Kendisi de üstüğünü giydiğinde gelen masa ücretinin ailesi tarafından çoktan ödendiğini öğrenmişti.

Ailecek mekandan çıkmışlarken Talha, Hale'nin ailesine dönüp konuşmuştu. "Efendim, kızınızı çalıyorum birazcık, umarım sizin için sıkıntı olmaz."

Hale'nin annesi 𝐙𝐄𝐘𝐍𝐄𝐏 𝐒𝐀𝐑𝐀𝐎𝐆𝐋𝐔 itiraz etmek için ağzını açtığı sırada babası Zeynep hanımdan önce davranıp konuşmuştu. "Çok geç olmadan evde olması şartı ile."

Talha kafa sallayıp Erkan beyi onaylamıştı.

İki ailenin de büyükleri kendi arabalarına dönerken geride kalan ikili arkalarından el sallamışlardı.

"Ee, şimdi ne yapmayı planlıyoruz?" demişti Hale, Talha'ya doğru dönüp gözlerinin içine bakarken.

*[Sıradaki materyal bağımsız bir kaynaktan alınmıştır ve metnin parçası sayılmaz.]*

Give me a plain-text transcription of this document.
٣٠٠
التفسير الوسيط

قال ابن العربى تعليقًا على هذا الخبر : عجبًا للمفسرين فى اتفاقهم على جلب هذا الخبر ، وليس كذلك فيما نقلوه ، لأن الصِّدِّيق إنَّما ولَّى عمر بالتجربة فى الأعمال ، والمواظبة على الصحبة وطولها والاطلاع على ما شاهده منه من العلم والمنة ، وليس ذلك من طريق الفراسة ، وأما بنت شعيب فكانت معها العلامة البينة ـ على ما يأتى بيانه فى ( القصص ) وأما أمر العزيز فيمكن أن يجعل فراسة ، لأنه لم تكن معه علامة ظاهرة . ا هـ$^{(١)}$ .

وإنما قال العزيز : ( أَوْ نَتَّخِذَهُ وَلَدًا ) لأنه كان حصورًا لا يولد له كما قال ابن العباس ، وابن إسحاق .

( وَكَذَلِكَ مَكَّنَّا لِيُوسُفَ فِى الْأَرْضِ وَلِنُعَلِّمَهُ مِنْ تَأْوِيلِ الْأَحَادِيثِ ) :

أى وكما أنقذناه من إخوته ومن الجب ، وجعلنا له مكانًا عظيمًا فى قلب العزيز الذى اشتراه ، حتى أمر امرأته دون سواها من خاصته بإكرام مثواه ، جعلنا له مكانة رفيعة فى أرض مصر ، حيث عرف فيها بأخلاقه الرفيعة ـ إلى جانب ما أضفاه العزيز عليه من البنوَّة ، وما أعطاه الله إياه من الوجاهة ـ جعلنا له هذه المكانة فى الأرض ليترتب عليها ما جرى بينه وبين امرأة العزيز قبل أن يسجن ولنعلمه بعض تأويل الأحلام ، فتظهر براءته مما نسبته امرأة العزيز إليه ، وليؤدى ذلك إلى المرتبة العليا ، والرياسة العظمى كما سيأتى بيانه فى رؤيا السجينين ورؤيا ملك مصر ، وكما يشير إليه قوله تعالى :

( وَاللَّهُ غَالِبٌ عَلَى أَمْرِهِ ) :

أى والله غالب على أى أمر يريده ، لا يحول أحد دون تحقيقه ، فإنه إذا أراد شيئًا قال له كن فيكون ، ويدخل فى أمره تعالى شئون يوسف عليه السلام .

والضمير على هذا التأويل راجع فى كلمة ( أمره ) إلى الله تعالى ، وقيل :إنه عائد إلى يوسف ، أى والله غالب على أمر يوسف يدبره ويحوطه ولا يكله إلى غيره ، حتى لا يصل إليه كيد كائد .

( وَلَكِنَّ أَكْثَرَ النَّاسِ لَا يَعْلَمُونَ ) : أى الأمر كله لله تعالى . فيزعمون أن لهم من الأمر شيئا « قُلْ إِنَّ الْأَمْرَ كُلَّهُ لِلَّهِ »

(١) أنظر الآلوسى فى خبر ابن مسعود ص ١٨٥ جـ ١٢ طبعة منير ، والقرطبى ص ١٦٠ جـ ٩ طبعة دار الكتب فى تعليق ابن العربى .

"Hmm, sahil kenarında araba sürmeye ne dersin?" demişti Talha, aynı zamanda o da kafasını Hale'ye çevirmişti.

"Süper olur derim"

Talha gülümseyip Hale'nin elini tutmuş ve onu arabasına doğru yönlendirmişti.

Hale ön yolcu koltuğuna oturmuş ve kemerini takmıştı. Talha'da kendi kemerini takıp aracı sürmeye başlamıştı.

Haliç nehri boyunca sürmüşlerdi, en sonunda ise bir yerde durup oturmaya karar vermişlerdi.

Talha arabasını bir çiçekçinin önüne bırakmış ve araçtan inmişti. Hale çantasını alıp araçtan inene kadar Talha beğendiği beyaz lale'lerden almıştı.

Hale yanına vardığında ise ona doğru dönmüştü. Beraber ileri doğru giderken Talha ona beyaz lale'leri uzatmıştı.

"Bugünü birkaç lale ile taçlandıralım dedim. Gerçi lale sever misin bilmiyorum ama." demişti aynı zamanda.

Hale, gülümseyip beyaz lale'leri almış ve Talha'ya bakmıştı. "Lale'ler en sevdiğim çiçek türüdür." demişti.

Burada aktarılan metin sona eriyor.